Adapted from Hands-on ML from Scikit-Learn and TensorFlow.

  1. Frame the problem & look at the big picture
    • Define the problem in business terms.
    • Define it in ML terms (which type of ML will be used, what are the metrics)
    • How should performance be measured, what's minimum performance
    • Look for similar problems
    • If you were to solve without ML, how would the solution be?
  2. Get the data
    • Plan how much of the data is needed
    • Plan where data will be stored and how it will be accessed (data workspace)
    • Verify access privileges and permissions / licenses
    • Remove PII
    • Make test set and put it aside. Do everything else including EDA on remaining train set.
    • Make a back-up copy that will not be touched at anytime. If you have to recover from back-up, make another back-up copy.
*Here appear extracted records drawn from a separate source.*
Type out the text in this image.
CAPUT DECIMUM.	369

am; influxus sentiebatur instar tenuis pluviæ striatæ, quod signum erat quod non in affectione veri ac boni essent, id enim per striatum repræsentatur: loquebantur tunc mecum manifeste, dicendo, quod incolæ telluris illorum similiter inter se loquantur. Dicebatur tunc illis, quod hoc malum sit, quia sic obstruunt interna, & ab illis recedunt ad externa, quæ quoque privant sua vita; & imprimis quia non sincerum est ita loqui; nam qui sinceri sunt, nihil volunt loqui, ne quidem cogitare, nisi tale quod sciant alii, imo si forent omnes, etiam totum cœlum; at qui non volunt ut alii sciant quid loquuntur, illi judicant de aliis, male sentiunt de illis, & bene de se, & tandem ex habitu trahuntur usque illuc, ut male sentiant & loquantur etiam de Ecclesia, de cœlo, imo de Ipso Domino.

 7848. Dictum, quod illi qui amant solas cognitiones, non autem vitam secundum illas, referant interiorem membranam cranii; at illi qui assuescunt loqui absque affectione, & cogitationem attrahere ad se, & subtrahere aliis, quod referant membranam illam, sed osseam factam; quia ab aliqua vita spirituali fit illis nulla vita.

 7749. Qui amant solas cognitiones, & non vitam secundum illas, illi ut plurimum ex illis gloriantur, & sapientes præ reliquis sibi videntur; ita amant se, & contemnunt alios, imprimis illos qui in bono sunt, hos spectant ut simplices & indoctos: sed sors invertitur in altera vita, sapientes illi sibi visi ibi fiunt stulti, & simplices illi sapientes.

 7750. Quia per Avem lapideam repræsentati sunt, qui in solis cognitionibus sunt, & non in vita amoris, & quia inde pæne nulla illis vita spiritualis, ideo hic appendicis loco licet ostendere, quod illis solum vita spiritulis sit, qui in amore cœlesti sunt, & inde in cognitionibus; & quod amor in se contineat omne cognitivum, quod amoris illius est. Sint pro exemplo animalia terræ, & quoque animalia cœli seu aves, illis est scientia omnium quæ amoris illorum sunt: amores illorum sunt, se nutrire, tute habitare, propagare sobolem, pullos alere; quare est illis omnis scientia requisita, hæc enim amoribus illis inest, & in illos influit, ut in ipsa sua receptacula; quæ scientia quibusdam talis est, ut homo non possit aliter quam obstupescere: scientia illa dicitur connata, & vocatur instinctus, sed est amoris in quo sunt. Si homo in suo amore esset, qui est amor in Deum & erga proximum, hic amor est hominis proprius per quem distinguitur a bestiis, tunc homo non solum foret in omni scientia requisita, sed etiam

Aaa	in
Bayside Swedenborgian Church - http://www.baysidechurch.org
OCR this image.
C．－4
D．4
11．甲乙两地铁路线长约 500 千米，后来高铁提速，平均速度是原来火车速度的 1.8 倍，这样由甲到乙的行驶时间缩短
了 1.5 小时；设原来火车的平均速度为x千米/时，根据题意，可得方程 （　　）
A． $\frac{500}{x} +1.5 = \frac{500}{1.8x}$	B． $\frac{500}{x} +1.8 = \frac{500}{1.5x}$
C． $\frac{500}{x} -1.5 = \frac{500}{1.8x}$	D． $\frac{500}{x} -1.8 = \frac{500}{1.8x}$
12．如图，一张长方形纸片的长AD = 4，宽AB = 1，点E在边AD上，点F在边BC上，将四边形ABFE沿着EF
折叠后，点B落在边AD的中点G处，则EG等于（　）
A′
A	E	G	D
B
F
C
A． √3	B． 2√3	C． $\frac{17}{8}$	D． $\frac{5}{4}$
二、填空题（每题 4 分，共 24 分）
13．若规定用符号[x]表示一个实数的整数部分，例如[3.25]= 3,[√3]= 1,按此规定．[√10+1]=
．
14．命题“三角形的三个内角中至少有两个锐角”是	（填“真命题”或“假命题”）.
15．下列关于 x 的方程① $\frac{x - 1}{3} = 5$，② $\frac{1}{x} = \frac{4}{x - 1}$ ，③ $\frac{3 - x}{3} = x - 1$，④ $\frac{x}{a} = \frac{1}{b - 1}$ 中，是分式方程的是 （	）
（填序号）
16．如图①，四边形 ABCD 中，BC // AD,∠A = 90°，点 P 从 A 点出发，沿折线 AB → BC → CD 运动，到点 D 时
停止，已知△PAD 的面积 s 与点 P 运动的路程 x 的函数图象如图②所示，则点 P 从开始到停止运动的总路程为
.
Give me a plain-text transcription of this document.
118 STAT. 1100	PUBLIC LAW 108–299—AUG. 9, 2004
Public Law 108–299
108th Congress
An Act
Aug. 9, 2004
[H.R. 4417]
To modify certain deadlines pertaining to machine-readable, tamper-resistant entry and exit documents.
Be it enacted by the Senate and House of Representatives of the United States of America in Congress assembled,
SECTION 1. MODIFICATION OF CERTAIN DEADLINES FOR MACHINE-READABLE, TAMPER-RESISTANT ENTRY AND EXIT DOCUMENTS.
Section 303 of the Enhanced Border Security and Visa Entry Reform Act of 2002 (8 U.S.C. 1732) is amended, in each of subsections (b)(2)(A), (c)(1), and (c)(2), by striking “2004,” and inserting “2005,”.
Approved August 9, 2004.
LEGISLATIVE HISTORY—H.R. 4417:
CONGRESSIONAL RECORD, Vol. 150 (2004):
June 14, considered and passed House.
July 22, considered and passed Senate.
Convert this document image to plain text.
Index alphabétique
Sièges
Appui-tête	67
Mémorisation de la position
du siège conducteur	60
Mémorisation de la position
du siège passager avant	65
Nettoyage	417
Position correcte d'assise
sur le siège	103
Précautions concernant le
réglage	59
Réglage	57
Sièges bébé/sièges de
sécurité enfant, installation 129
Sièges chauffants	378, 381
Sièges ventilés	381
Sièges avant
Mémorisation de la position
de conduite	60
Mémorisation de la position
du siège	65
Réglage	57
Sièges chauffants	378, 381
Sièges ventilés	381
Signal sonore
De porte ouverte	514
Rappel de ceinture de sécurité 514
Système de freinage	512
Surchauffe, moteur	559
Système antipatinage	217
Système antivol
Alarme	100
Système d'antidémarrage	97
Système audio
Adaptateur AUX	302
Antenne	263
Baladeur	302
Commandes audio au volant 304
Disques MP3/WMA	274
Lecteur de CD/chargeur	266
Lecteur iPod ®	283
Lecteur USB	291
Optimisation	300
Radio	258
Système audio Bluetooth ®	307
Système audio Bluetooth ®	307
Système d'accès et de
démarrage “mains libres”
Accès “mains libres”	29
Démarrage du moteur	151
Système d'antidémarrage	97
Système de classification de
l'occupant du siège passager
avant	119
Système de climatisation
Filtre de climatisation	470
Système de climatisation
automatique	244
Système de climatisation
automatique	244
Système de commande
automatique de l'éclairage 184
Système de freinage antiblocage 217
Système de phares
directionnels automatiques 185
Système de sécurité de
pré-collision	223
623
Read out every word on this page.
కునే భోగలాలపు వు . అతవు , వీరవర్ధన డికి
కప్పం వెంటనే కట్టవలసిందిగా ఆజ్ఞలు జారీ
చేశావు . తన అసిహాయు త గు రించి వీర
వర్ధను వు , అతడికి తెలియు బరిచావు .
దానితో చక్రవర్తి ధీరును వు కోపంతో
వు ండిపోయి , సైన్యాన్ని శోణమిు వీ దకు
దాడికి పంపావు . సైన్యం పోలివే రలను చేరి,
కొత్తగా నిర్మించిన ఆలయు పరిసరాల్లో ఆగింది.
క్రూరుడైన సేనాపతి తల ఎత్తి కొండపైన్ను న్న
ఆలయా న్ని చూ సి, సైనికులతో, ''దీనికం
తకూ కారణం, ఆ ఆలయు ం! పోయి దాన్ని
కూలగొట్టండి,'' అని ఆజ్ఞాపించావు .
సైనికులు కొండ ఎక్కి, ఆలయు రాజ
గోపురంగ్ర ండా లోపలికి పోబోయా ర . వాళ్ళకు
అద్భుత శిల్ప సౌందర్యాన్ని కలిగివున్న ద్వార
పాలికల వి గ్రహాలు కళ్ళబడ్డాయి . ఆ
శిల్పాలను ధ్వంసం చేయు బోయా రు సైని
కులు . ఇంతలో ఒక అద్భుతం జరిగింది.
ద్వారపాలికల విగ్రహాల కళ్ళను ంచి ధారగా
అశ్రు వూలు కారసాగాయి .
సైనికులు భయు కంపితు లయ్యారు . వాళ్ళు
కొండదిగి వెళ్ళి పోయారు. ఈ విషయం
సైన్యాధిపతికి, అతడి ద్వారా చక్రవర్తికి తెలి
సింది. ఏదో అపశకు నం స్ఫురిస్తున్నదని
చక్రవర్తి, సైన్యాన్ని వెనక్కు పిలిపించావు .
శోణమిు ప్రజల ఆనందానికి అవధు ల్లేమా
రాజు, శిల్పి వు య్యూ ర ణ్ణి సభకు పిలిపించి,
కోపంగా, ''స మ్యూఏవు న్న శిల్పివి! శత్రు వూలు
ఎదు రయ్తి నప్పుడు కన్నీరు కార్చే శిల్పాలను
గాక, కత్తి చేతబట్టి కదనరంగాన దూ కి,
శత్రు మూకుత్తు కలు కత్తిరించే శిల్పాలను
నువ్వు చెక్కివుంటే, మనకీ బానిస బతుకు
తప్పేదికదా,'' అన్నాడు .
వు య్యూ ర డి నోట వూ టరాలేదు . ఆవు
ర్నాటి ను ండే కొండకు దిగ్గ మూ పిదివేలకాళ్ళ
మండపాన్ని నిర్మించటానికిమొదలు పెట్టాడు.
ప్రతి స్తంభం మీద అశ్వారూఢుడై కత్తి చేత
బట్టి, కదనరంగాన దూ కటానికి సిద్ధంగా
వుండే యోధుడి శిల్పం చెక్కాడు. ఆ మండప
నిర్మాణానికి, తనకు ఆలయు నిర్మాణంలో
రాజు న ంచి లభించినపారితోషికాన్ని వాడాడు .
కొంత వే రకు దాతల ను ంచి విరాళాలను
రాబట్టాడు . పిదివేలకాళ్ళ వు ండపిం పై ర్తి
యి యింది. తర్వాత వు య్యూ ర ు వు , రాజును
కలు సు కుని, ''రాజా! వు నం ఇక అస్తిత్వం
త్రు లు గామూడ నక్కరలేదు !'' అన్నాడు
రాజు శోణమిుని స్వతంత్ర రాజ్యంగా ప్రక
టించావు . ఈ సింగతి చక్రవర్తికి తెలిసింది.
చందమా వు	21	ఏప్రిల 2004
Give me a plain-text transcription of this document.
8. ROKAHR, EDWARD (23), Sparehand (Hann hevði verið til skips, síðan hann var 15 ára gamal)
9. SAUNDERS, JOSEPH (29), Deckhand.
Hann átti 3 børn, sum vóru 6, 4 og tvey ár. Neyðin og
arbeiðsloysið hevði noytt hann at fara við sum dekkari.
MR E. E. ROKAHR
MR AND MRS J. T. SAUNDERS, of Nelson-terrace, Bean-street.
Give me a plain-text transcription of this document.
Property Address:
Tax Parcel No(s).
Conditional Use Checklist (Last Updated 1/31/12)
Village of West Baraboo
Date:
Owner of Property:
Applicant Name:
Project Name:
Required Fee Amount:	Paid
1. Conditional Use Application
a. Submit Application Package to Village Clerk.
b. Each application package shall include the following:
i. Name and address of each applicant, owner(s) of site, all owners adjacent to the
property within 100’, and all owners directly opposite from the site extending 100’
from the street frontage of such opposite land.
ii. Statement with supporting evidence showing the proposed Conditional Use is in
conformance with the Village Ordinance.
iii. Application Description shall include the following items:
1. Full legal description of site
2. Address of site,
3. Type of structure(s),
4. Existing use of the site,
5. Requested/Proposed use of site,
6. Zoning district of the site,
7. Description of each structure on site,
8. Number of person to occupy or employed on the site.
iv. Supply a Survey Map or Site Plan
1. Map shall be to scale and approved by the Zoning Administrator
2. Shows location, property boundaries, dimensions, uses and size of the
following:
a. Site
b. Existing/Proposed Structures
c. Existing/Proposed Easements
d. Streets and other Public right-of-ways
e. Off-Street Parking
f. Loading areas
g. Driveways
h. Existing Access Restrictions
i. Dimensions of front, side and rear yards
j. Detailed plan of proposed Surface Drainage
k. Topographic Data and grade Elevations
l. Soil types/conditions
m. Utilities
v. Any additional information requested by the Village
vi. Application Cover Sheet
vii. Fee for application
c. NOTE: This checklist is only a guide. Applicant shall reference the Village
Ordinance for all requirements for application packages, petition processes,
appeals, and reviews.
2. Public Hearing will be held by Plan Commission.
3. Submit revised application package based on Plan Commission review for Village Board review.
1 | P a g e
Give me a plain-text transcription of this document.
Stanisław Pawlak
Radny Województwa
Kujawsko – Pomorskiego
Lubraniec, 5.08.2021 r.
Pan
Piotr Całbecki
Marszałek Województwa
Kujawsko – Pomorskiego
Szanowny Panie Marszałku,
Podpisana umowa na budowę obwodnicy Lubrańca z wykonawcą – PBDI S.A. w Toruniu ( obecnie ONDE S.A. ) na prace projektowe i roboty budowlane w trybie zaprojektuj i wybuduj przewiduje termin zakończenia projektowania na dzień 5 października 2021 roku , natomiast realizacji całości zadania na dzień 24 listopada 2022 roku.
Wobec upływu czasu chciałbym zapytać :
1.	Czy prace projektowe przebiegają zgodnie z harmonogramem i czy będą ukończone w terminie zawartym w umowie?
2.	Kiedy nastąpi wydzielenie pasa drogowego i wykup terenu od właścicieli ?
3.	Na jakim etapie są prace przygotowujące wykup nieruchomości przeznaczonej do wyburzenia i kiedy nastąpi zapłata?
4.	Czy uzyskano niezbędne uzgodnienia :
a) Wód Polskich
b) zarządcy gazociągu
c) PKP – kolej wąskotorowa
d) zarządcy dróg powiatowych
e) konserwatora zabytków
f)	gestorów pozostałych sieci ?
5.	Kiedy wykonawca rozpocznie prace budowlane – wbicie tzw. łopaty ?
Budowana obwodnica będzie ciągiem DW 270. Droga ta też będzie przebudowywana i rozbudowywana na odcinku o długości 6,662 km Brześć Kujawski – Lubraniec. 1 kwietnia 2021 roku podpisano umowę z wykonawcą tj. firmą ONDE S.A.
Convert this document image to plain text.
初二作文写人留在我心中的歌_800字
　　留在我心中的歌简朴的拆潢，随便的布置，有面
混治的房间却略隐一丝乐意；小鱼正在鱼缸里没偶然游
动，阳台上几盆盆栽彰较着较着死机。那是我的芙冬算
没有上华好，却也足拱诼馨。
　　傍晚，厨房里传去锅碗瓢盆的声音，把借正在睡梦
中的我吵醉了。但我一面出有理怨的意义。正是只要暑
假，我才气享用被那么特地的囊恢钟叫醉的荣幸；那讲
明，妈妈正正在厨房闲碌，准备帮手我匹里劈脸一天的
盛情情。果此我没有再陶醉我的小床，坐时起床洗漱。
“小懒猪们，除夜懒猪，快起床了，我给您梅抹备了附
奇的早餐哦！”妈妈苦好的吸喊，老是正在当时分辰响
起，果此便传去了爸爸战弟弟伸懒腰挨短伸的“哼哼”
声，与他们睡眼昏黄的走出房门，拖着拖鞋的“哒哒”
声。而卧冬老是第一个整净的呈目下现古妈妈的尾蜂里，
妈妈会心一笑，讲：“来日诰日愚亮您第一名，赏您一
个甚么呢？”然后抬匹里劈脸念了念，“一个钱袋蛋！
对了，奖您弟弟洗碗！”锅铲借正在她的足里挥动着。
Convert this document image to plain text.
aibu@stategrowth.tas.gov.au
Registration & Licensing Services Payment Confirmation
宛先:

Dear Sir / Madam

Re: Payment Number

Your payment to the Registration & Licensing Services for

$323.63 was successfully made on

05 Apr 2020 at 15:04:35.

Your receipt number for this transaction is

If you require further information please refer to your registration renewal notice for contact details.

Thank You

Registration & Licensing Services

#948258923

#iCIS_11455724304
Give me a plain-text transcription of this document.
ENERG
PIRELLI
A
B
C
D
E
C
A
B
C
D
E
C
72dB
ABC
    • Automate this process so it can be repeated if new data comes along.
  3. EDA
    • Use an interface like Jupyter Notebooks for this process.
    • Study each attribute and its characteristics (distribution, type, missing values, noise)
    • Visualize using plots and maps
    • Study correlations b/w attributes
    • Identify useful transformations that can be applied
    • Identify how data can be enriched (bringing in ancillary data sources)
  4. Prepare the data
    • Write all transformations as functions that can be repeated on any data
    • data cleaning - fix outliers, missing data
    • feature selection - make new features, drop irrelevant features
    • feature engineering - discretize continuous features, decompose complex features (datetime, categories etc.), apply transformations
    • feature scaling - normalize / standardize features
  5. Short-list promising models
    • Take a quick & dirty approach and train several models on a subset
    • Measure and compare the performance - for each model, use N-fold cross-validation and collect performance by computing mean and SD of performance metric
    • Collect most significant variables for each model
    • Iterate to feature selection / engineering
    • Retrain
    • Short-list top 3 models
  6. Fine-tune the system
    • Bring back the full train set for this step
    • Fine tune hyperparameters using cross-validation
    • try ensemble methods
    • measure performance on test set (generalization error). Don't tune the model beyond this step (if you tune to perform on test set, you end up with an overfit model)
  7. Present the solution
    • Document and clean up the code
    • Make a business presentation - explaining how business objective is being met / exceeded.
    • Highlight interesting / hidden info that was discovered. Use as viz lavishly.